Datazione. - La cronologia relativa della ceramica corinzia si basa tuttora sull'opera fondamentale di H. Payne. Recentemente sono state avanzate alcune proposte di modificazione, riguardanti non tanto la suddivisione in Periodo di Transizione, Corinzio Antico e Corinzio Medio, quanto l'articolazione del Corinzio Tardo in tre fasi (CT I, CT II, CT III) al posto delle due già riconosciute dalla critica precedente.

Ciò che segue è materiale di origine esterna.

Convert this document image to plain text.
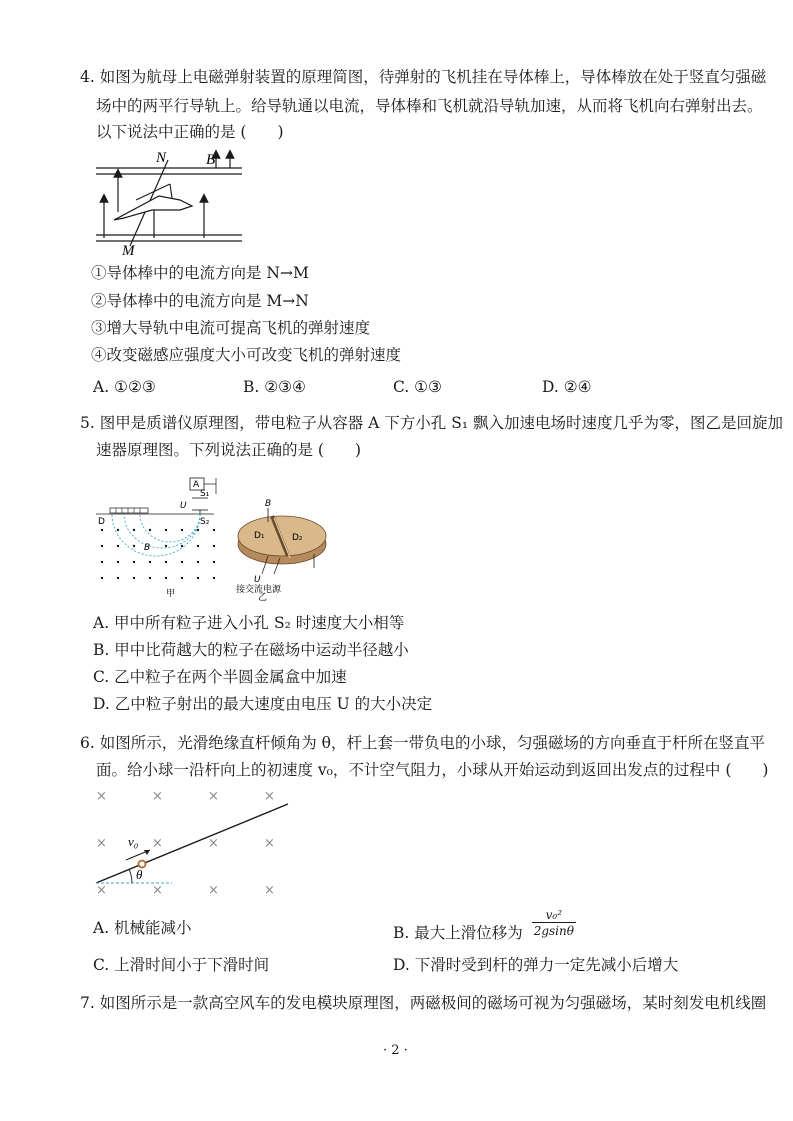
4. 如图为航母上电磁弹射装置的原理简图，待弹射的飞机挂在导体棒上，导体棒放在处于竖直匀强磁
场中的两平行导轨上。给导轨通以电流，导体棒和飞机就沿导轨加速，从而将飞机向右弹射出去。
以下说法中正确的是 (　　)
N	B
M
①导体棒中的电流方向是 N→M
②导体棒中的电流方向是 M→N
③增大导轨中电流可提高飞机的弹射速度
④改变磁感应强度大小可改变飞机的弹射速度
A. ①②③	B. ②③④	C. ①③	D. ②④
5. 图甲是质谱仪原理图，带电粒子从容器 A 下方小孔 S₁ 飘入加速电场时速度几乎为零，图乙是回旋加
速器原理图。下列说法正确的是 (　　)
A
U
S₁
S₂
D
B
甲
D₁	D₂
B
U
接交流电源
乙
A. 甲中所有粒子进入小孔 S₂ 时速度大小相等
B. 甲中比荷越大的粒子在磁场中运动半径越小
C. 乙中粒子在两个半圆金属盒中加速
D. 乙中粒子射出的最大速度由电压 U 的大小决定
6. 如图所示，光滑绝缘直杆倾角为 θ，杆上套一带负电的小球，匀强磁场的方向垂直于杆所在竖直平
面。给小球一沿杆向上的初速度 v₀，不计空气阻力，小球从开始运动到返回出发点的过程中 (　　)
×	×	×	×
×	×	×	×
×	×	×	×
θ
v₀
A. 机械能减小	B. 最大上滑位移为 $\frac{\text{v₀²}}{2gsin\theta}$
C. 上滑时间小于下滑时间	D. 下滑时受到杆的弹力一定先减小后增大
7. 如图所示是一款高空风车的发电模块原理图，两磁极间的磁场可视为匀强磁场，某时刻发电机线圈
· 2 ·
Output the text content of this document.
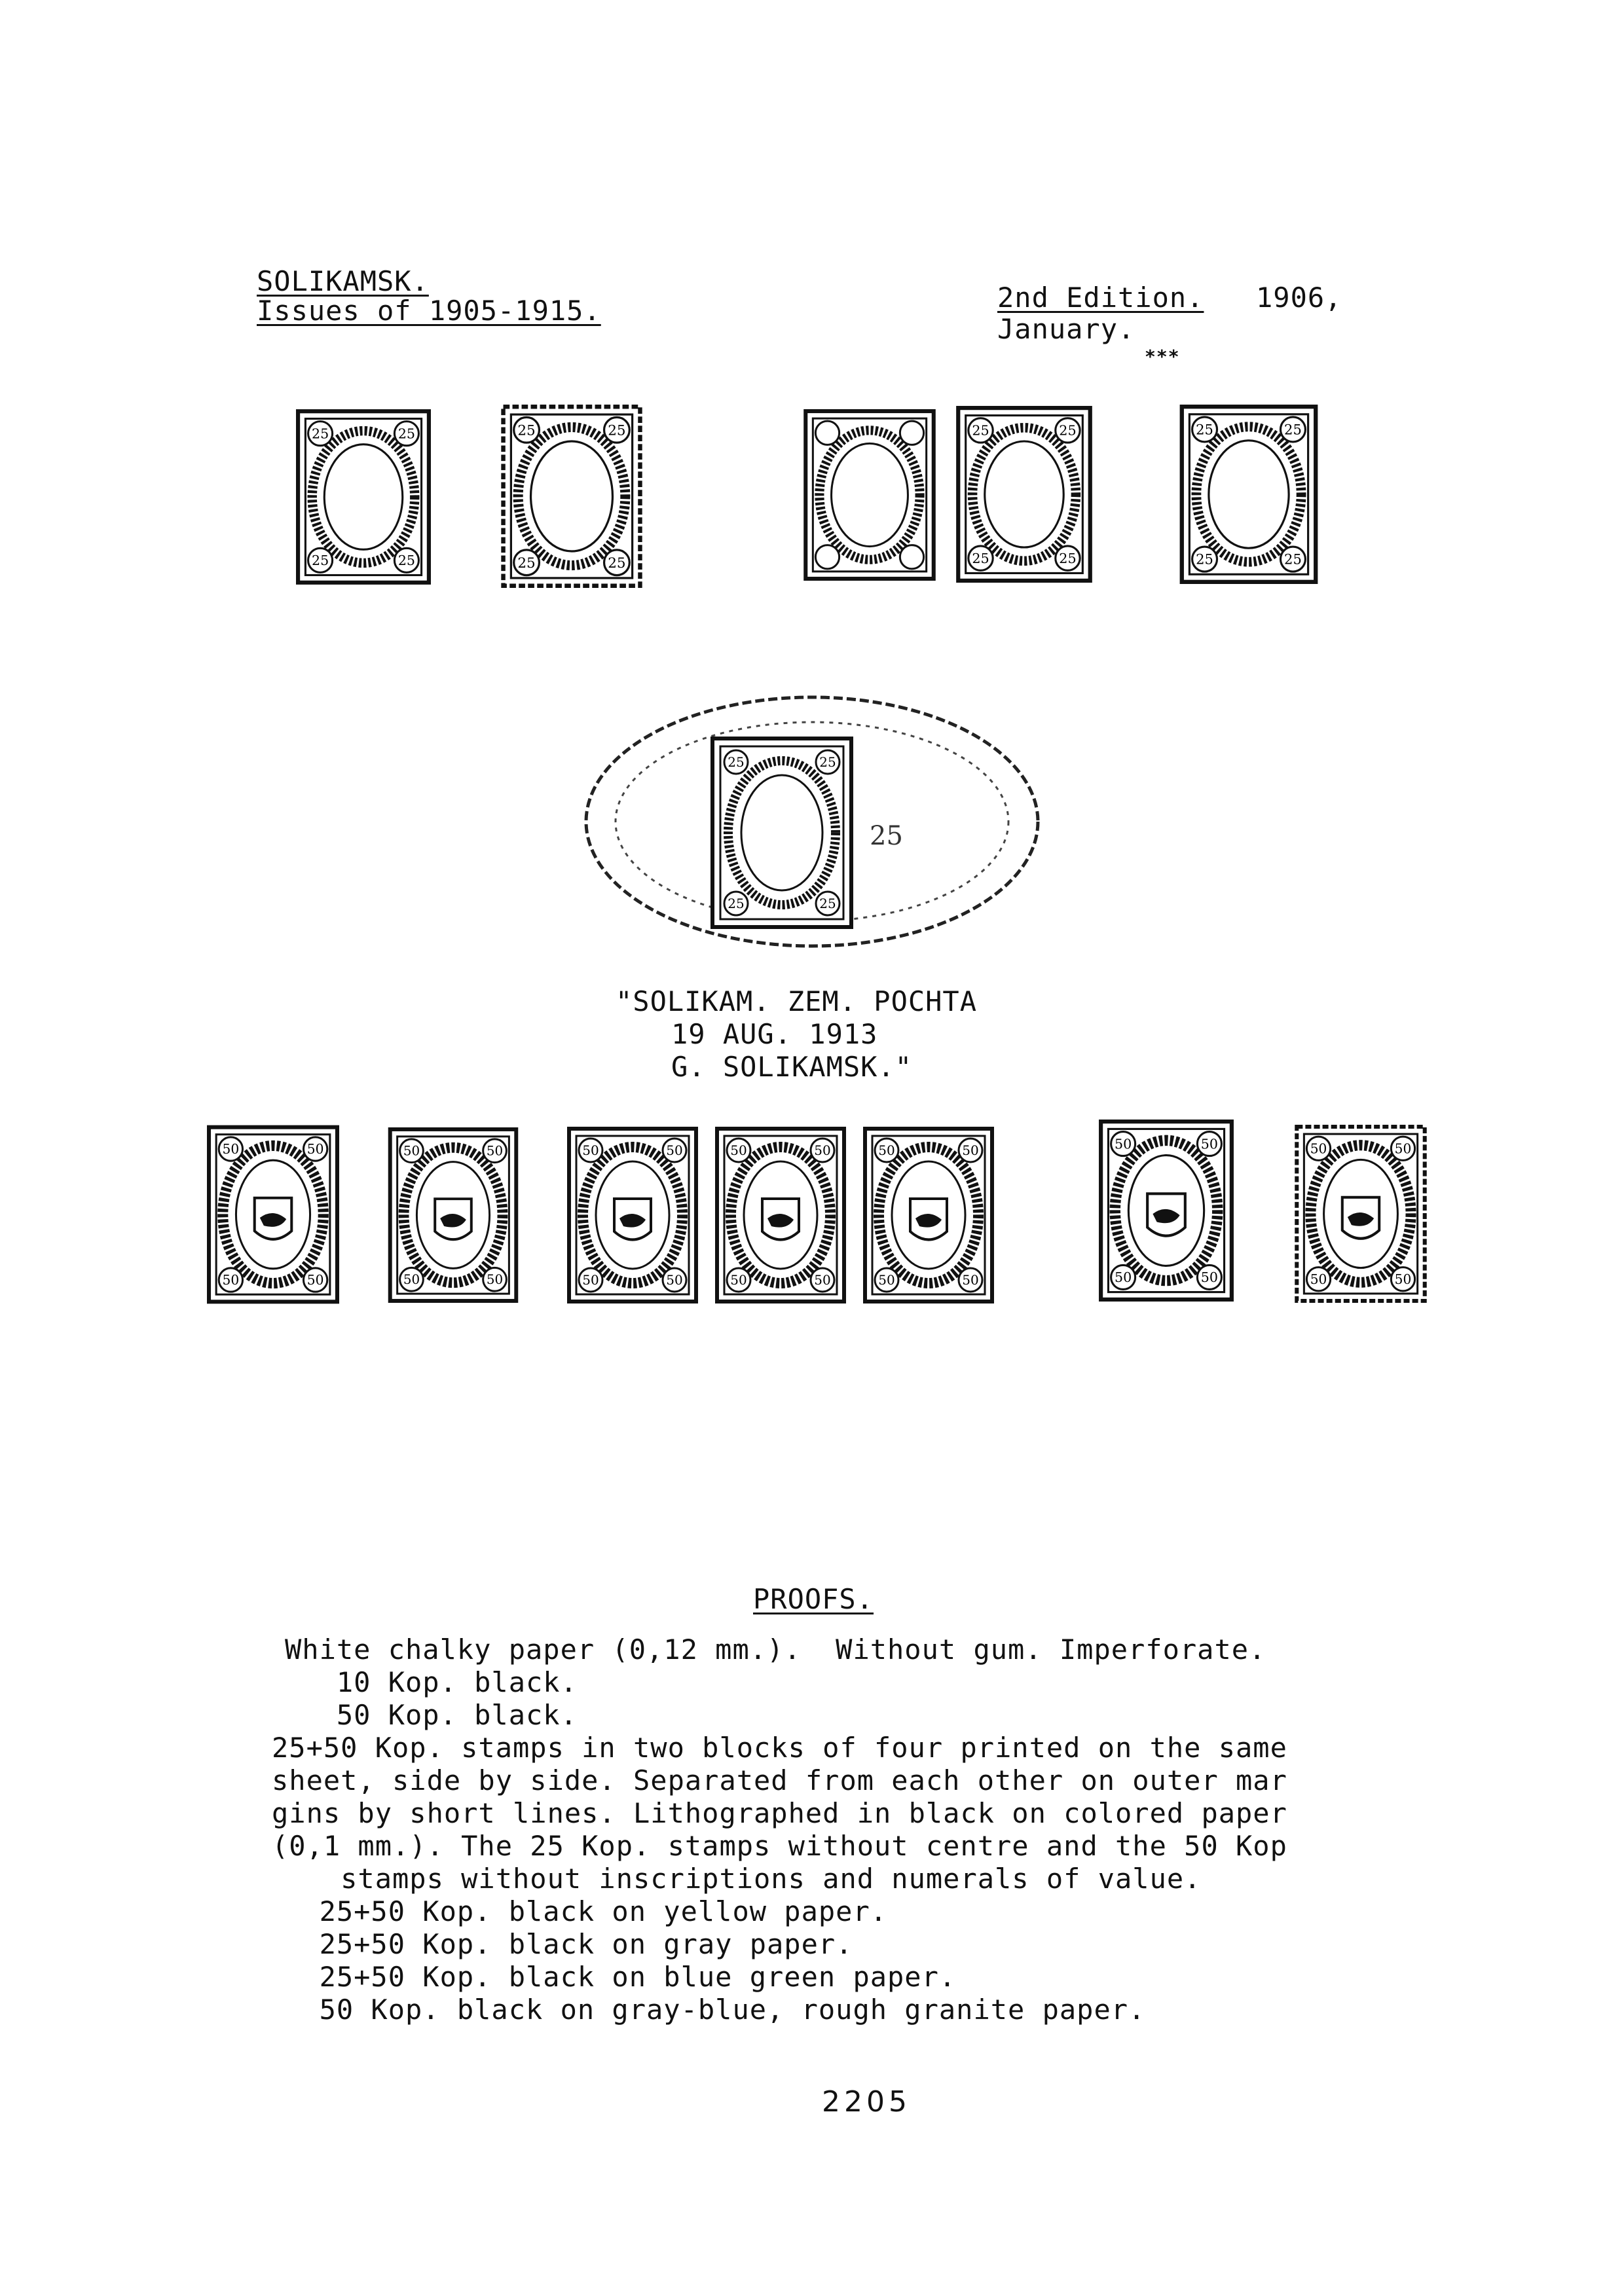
SOLIKAMSK.
Issues of 1905-1915.	2nd Edition. 1906,
January.
***
25	25
25	25
25	25
25	25
25	25
25	25
25	25
25	25
25	25
25	25
25
"SOLIKAM. ZEM. POCHTA
19 AUG. 1913
G. SOLIKAMSK."
50	50
50	50
50	50
50	50
50	50
50	50
50	50
50	50
50	50
50	50
50	50
50	50
50	50
50	50
PROOFS.
White chalky paper (0,12 mm.).  Without gum. Imperforate.
10 Kop. black.
50 Kop. black.
25+50 Kop. stamps in two blocks of four printed on the same
sheet, side by side. Separated from each other on outer mar
gins by short lines. Lithographed in black on colored paper
(0,1 mm.). The 25 Kop. stamps without centre and the 50 Kop
stamps without inscriptions and numerals of value.
25+50 Kop. black on yellow paper.
25+50 Kop. black on gray paper.
25+50 Kop. black on blue green paper.
50 Kop. black on gray-blue, rough granite paper.
2205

La cesura tra le diverse fasi stilistiche non è netta, e la definizione delle singole figure di ceramografi ha rivelato che non sempre l'arco dell'attività di questi ultimi è compreso in un solo periodo (cfr. p.es. il Pittore di Dodwell).
La datazione assoluta resta ancora oggetto di pareri discordanti; a parte la scarsità di capisaldi cronologici, anche le date alle quali si usa fare riferimento non forniscono altro che termini approssimativi per inquadrare le singole fasi. Per l'età di transizione dal Protocorinzio al Corinzio non disponiamo di date tramandate dalle fonti letterarie. La fine del Corinzio Antico, invece, viene comunemente ricollegata con l'orizzonte di distruzione di Smirne (c.a 590 a.C.); un ulteriore termine di riferimento per la datazione di questo periodo è considerata la distruzione di Meṣad Ḥašavyahu, avvenuta intorno al 610-605 a.C., mentre un terminus post quem è offerto dalla fondazione di Tocra, posta dopo il 630 a.C. Ragioni di ordine metodologico sconsigliano infine, diversamente da quanto avveniva in passato, di utilizzare ai fini della cronologia dei vasi c. la data di fondazione di Selinunte (Ducat, Dehlvon Kaenel). La presenza di ceramica attica in alcuni contesti (C. W. Blegen, H. Palmer, R. S. Young, 1964; Descoeudres, 1986) e, entro certi limiti, le date di fondazione tramandate dalle fonti a proposito di Camarina (c.a 598 a.C.) e di Agrigento (c.a 585-580 a.C.), forniscono indicazioni di massima per l'inquadramento del Corinzio Medio e Tardo. In conclusione, perciò, la datazione di una larga parte della ceramica corinzia deve ancora fondarsi su criteri di ordine stilistico e su valutazioni soggettive delle singole fasi.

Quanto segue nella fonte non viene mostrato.